From: Martin Thomson []
Sent: Wednesday, September 23, 2015 8:26 AM
To: Stefan Eissing <>
Cc: Mark Nottingham <>; HTTP Working Group <>
Subject: Re: Client Certificates - re-opening discussion

On Sep 23, 2015 1:55 AM, "Stefan Eissing" <<>> wrote:
> One could advise a client that HTTP_1_1_REQUIRED indicates that the request uri ref indicates the server realm where this restriction applies. For Apache httpd at least, client cert renegotiation is a directory based configuration.

The notion that you might infer something about other resources based on some unspecified dissection of a URL and a response seems to fragile to be wise.
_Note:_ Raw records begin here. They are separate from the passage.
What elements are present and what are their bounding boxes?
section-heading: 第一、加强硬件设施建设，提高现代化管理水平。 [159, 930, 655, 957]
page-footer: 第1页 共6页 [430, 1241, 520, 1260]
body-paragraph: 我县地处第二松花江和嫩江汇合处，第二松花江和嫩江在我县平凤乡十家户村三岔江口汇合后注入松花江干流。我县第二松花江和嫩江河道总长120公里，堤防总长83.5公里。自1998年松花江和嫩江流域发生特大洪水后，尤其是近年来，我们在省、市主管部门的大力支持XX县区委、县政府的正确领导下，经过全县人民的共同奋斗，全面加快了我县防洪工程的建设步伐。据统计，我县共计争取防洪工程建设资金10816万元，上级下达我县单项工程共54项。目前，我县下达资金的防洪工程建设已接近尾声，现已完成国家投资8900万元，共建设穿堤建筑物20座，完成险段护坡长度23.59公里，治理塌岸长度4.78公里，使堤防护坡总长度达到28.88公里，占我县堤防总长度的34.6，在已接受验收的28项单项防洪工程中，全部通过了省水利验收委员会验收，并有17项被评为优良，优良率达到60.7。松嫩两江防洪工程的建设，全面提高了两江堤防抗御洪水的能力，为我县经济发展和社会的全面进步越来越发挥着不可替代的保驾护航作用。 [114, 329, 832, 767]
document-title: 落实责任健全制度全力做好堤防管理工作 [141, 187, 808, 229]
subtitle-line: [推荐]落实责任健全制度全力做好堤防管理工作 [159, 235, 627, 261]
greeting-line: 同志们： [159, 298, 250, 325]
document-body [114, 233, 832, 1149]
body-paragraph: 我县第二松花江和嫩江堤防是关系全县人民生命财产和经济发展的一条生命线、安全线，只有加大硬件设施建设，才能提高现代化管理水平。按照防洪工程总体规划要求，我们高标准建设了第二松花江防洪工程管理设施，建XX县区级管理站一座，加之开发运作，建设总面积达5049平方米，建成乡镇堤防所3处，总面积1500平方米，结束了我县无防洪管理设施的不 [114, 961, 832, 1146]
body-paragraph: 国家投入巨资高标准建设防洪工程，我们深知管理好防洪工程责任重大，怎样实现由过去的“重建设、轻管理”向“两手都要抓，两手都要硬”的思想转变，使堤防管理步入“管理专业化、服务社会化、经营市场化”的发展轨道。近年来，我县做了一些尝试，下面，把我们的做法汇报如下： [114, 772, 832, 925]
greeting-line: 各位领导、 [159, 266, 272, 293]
That suggests something explicit, which leads back to 421.

> Further, a client thus falling back to HTTP/1.1 to trigger the proper TLS params, *could* try to "Upgrade:" to h2 again on the same request, given that all security requirements are fulfilled. This is outside the spec atm, right?

Yeah, TLS implies ALPN.

> (I had already one site with "421 Ping Pong" reported, where the client got a 421, teared down the connection, opened a new one, got a 421 on a later request, teared down again, opened exactly as in the beginning a new one... all this does not match exactly this case, but it shows that there are interop issues lurking.)

Redirect loops happen too, so I imagine that this can be handled in a catchall.

The ideal solution is to find ways to address all use cases in HTTP/2. For that, I agree that client authentication in response to a request will be needed.